Global private credit firms are establishing a significant presence in Saudi Arabia, stepping in to fill a financing void created as the kingdom’s ambitious economic diversification projects drain liquidity from the local banking system. Giants from Goldman Sachs Group to Apollo Global Management are positioning themselves in a market where private credit was almost non-existent just a year ago.
The Strain on Saudi Banking Liquidity
The kingdom’s Vision 2030 plan, designed to reduce its reliance on oil, is consuming vast amounts of capital from local banks. This has limited their capacity to provide financing for other companies and projects, leading to a drop in medium-term loans for the first time in three years last quarter.
“The critical issue remains the tightness in the domestic liquidity with credit demand outstripping deposit growth,” said Monica Malik, chief economist at Abu Dhabi Commercial Bank PJSC. “Competition for deposits will remain strong and access to external borrowing will remain important for banks to raise funding.”
This liquidity squeeze is evident across the market, with some local developers reporting recent loan denials from Saudi lenders. The financing gap is a major topic for executives gathering in Riyadh for the Future Investment Initiative summit, a key event that often mirrors the MENA Investment Congress 2025 concludes in Abu Dhabi with record attendance.
According to Edmond Christou, a Senior Industry Analyst at Bloomberg Intelligence, Gulf banks’ liquidity will be challenged if oil falls below $65 a barrel, particularly as Saudi Arabia requires a price of $113 per barrel to balance its budget.
Private Credit Firms Seize the Opportunity
With traditional lenders constrained, the door has opened for alternative financing. Private credit, now a $1.7 trillion global market, is seen as an essential solution to the kingdom’s funding needs.
“In some cases, banks are even referring deals to us because they’re unable to finance them,” said David Beckett, head of origination and Middle East business development at asset manager SC Lowy. “Private credit, in general, is essential.”
This sentiment is echoed by major financial institutions. “The liquidity constraints and capital situation of the domestic banks create a real opportunity and it’s something that a lot of international banks are looking at,” explained Farouk Soussa, Goldman’s Middle East and North Africa economist.
Global Players Enter the Saudi Market
In response to this demand, major firms are making strategic moves. Goldman Sachs is relocating a top private credit executive from London to the Middle East. The firm’s asset management unit also secured an agreement with Saudi Arabia’s Public Investment Fund to anchor new funds focused on private credit and equity across the Gulf Cooperation Council countries. This trend reflects a broader pattern where entrepreneurs are expanding their business to the UAE and other regional hubs.

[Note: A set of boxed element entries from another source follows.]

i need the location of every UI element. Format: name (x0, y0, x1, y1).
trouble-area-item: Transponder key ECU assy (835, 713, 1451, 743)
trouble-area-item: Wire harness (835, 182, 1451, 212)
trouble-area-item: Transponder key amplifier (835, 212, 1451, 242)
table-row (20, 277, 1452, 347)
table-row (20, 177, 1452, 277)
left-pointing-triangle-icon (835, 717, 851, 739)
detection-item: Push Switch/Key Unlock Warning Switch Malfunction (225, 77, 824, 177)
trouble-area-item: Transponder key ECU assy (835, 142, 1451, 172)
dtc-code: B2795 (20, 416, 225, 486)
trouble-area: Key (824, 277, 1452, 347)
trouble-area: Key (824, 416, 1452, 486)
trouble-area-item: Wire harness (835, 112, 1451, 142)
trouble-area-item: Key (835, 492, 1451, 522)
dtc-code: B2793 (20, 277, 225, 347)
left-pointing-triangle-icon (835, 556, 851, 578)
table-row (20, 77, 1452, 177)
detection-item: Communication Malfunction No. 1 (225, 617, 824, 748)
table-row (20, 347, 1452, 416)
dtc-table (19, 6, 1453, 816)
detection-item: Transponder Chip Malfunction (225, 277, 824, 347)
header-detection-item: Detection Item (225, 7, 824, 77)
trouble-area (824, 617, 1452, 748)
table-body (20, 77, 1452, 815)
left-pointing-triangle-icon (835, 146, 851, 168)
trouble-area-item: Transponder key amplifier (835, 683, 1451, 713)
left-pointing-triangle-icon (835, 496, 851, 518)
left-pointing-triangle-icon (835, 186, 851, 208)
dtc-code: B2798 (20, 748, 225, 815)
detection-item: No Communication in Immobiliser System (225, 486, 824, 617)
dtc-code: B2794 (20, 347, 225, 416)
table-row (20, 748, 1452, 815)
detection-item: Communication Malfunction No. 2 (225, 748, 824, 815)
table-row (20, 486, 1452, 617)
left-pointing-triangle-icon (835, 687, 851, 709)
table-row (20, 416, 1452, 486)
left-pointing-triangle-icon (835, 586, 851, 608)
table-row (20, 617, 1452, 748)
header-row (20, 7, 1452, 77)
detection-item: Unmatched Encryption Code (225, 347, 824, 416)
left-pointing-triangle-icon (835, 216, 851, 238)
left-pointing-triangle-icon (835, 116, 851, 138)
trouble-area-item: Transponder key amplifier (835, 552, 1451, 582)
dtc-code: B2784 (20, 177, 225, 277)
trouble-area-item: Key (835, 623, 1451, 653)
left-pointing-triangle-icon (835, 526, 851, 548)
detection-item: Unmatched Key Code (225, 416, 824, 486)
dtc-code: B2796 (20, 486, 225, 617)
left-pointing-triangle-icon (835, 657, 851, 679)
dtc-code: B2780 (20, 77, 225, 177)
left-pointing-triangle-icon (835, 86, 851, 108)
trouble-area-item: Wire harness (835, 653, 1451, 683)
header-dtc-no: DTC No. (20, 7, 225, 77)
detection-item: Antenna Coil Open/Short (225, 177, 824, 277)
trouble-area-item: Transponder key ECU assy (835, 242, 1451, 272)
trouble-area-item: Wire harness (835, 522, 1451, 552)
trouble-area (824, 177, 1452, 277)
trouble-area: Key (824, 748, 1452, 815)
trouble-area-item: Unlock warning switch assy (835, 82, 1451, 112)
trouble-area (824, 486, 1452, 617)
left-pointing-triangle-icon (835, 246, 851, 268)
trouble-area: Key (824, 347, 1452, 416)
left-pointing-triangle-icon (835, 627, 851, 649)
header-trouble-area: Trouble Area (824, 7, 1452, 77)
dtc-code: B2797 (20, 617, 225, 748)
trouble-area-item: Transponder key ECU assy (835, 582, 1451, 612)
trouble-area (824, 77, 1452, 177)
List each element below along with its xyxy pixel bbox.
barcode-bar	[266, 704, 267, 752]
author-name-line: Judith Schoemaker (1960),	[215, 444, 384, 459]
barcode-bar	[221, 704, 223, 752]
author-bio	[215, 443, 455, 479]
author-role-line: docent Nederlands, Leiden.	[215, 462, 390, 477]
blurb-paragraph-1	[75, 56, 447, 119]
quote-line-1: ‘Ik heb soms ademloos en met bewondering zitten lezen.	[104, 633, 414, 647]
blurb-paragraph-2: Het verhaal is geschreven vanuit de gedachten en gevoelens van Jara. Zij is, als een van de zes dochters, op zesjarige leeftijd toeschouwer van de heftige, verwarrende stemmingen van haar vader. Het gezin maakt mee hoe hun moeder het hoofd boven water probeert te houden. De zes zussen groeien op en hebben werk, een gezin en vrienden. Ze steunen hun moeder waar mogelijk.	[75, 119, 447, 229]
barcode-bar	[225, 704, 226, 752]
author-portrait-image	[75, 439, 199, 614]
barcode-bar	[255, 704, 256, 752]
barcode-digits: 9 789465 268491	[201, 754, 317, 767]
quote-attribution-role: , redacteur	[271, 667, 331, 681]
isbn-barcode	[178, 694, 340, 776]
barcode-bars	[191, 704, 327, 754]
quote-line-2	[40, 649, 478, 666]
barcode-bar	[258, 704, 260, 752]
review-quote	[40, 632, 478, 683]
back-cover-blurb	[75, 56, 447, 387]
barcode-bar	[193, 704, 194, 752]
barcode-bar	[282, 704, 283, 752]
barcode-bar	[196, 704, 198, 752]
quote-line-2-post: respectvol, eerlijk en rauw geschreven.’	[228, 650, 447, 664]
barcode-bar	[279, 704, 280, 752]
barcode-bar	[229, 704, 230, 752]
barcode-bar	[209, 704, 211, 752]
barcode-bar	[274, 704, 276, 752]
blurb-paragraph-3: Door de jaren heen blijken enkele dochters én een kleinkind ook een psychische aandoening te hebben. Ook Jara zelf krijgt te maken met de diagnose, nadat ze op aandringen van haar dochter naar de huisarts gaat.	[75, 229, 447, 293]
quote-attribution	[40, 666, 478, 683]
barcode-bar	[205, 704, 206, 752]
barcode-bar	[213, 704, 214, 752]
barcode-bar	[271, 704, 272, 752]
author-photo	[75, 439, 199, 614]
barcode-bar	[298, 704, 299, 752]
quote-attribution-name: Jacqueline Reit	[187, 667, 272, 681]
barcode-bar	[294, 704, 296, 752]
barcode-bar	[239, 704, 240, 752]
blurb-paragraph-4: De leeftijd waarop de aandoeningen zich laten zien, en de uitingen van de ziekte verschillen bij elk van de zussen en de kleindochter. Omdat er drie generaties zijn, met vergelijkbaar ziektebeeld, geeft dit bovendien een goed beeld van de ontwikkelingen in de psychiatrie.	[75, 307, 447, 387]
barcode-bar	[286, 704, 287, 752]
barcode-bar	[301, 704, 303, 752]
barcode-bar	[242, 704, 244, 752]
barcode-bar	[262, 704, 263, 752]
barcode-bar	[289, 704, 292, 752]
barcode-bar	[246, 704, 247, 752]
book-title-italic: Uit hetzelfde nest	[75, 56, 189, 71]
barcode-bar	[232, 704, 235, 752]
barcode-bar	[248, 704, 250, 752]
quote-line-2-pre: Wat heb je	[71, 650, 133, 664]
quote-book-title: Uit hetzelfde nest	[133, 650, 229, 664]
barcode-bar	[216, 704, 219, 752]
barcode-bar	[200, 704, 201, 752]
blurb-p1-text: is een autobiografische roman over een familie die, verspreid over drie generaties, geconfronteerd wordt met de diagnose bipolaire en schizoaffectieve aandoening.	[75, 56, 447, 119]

Other players are also expanding their regional footprint. Golub Capital and Blue Owl are actively growing in the area, while HSBC-backed Saudi Awwal Bank is planning its first private credit fund for the Middle East.
Marc Pinto, global head of private credit at Moody’s Ratings, noted that private credit is a natural fit for Saudi Arabia’s middle-market companies that cannot access public markets. “There’s a lot of talk about how great financing needs are in Saudi Arabia so I get the sense there are bigger deals coming,” Pinto said. He added that major firms like KKR & Co and Apollo are “sniffing around” to identify where the funding needs are greatest.